In [None]:

import pandas as pd
import numpy as np
import lightgbm as lgb
import json
from sklearn.metrics import mean_squared_error
from numerapi import NumerAPI

# 1. Cargar features válidos
with open("features.json", "r") as f:
    feature_metadata = json.load(f)
features = feature_metadata["feature_sets"]["all"]

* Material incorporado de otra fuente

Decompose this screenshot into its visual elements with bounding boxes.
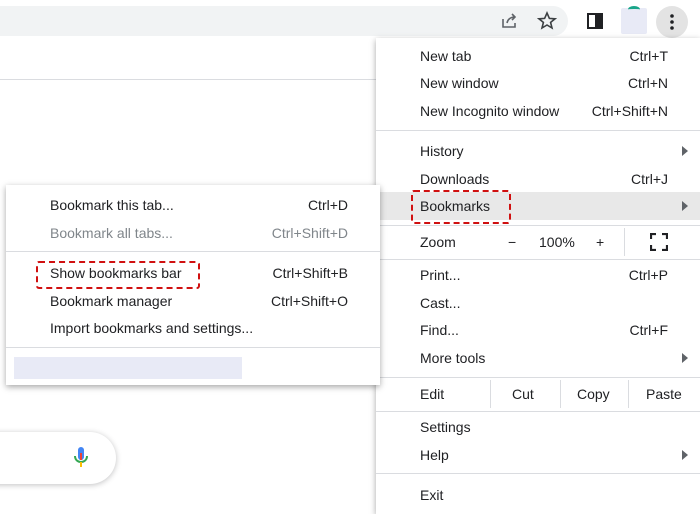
submenu-arrow-icon [682, 201, 688, 211]
copy-button[interactable]: Copy [577, 386, 610, 402]
menu-item-downloads[interactable]: Downloads Ctrl+J [376, 165, 700, 193]
menu-item-new-incognito-window[interactable]: New Incognito window Ctrl+Shift+N [376, 97, 700, 125]
submenu-item-import-bookmarks[interactable]: Import bookmarks and settings... [6, 314, 380, 342]
zoom-in-button[interactable]: + [596, 234, 604, 250]
mic-icon[interactable] [74, 447, 88, 469]
share-icon[interactable] [496, 8, 522, 34]
menu-item-exit[interactable]: Exit [376, 481, 700, 509]
submenu-arrow-icon [682, 450, 688, 460]
zoom-label: Zoom [420, 234, 456, 250]
submenu-item-bookmark-manager[interactable]: Bookmark manager Ctrl+Shift+O [6, 287, 380, 315]
menu-item-help[interactable]: Help [376, 441, 700, 469]
edit-label: Edit [420, 386, 445, 402]
zoom-row: Zoom − 100% + [376, 228, 700, 256]
bookmarks-submenu: Bookmark this tab... Ctrl+D Bookmark all… [6, 185, 380, 385]
edit-row: Edit Cut Copy Paste [376, 380, 700, 408]
bookmark-folder-placeholder[interactable] [14, 357, 242, 379]
menu-item-settings[interactable]: Settings [376, 413, 700, 441]
menu-item-find[interactable]: Find... Ctrl+F [376, 316, 700, 344]
page-divider [0, 79, 378, 80]
edit-divider [628, 380, 629, 408]
edit-divider [490, 380, 491, 408]
menu-separator [376, 473, 700, 474]
chrome-main-menu: New tab Ctrl+T New window Ctrl+N New Inc… [376, 38, 700, 514]
menu-separator [376, 411, 700, 412]
menu-separator [376, 259, 700, 260]
zoom-out-button[interactable]: − [508, 234, 516, 250]
menu-item-new-tab[interactable]: New tab Ctrl+T [376, 42, 700, 70]
submenu-item-bookmark-this-tab[interactable]: Bookmark this tab... Ctrl+D [6, 191, 380, 219]
highlight-box-bookmarks [411, 190, 511, 224]
menu-item-cast[interactable]: Cast... [376, 289, 700, 317]
menu-item-print[interactable]: Print... Ctrl+P [376, 261, 700, 289]
submenu-separator [6, 251, 380, 252]
fullscreen-icon[interactable] [649, 232, 669, 254]
paste-button[interactable]: Paste [646, 386, 682, 402]
menu-item-more-tools[interactable]: More tools [376, 344, 700, 372]
menu-separator [376, 225, 700, 226]
menu-separator [376, 130, 700, 131]
kebab-menu-icon[interactable] [656, 6, 688, 38]
menu-separator [376, 377, 700, 378]
address-bar[interactable] [0, 6, 568, 36]
submenu-item-bookmark-all-tabs: Bookmark all tabs... Ctrl+Shift+D [50, 225, 348, 241]
menu-item-history[interactable]: History [376, 137, 700, 165]
profile-ring [628, 6, 640, 13]
star-icon[interactable] [534, 8, 560, 34]
cut-button[interactable]: Cut [512, 386, 534, 402]
zoom-divider [624, 228, 625, 256]
browser-toolbar [0, 0, 700, 40]
zoom-value: 100% [539, 234, 575, 250]
side-panel-icon[interactable] [582, 8, 608, 34]
submenu-arrow-icon [682, 353, 688, 363]
menu-item-new-window[interactable]: New window Ctrl+N [376, 69, 700, 97]
submenu-arrow-icon [682, 146, 688, 156]
highlight-box-show-bookmarks-bar [36, 261, 200, 289]
submenu-separator [6, 347, 380, 348]
google-search-box[interactable] [0, 432, 116, 484]
edit-divider [560, 380, 561, 408]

# 2. Cargar datos de entrenamiento
train_df = pd.read_parquet("train.parquet")
X_train = train_df[features]
y_train = train_df["target"]

# 3. Cargar eras específicas de validation.parquet (para no usar toda la RAM)
eras_a_cargar = [f"era{e}" for e in range(1200, 1205)]
val_blocks = []
for era in eras_a_cargar:
    try:
        df_era = pd.read_parquet("validation.parquet", filters=[("era", "==", era)])
        val_blocks.append(df_era)
        print(f"✅ Era cargada: {era}")
    except Exception as e:
        print(f"⚠️ Error al cargar {era}: {e}")
val_df = pd.concat(val_blocks, ignore_index=True)
X_val = val_df[features]
y_val = val_df["target"]

# 4. Entrenar modelo LightGBM
model = lgb.LGBMRegressor(n_estimators=200, learning_rate=0.05)
model.fit(X_train, y_train, eval_set=[(X_val, y_val)], early_stopping_rounds=10, verbose=False)

# 5. Evaluar modelo
y_pred = model.predict(X_val)
corr = np.corrcoef(y_val, y_pred)[0, 1]
mse = mean_squared_error(y_val, y_pred)
print(f"📈 Correlación validación: {corr:.4f}")
print(f"📉 Error cuadrático medio: {mse:.6f}")

# 6. Predecir sobre datos en vivo y guardar archivo
live_df = pd.read_parquet("live.parquet")
live_df["prediction"] = model.predict(live_df[features])
submission = live_df[["id", "prediction"]]
submission.to_csv("submission.csv", index=False)
print("✅ Archivo 'submission.csv' generado.")

# 7. Enviar archivo a Numerai (⚠️ Reemplaza tus claves aquí)
public_id = "edu12_edu"
secret_key = "Kikillo12345#"
model_id = "edu12_edu1000"

napi = NumerAPI(public_id=public_id, secret_key=secret_key)
napi.upload_predictions("submission.csv", model_id=model_id)
print("📡 Predicciones enviadas correctamente a Numerai.")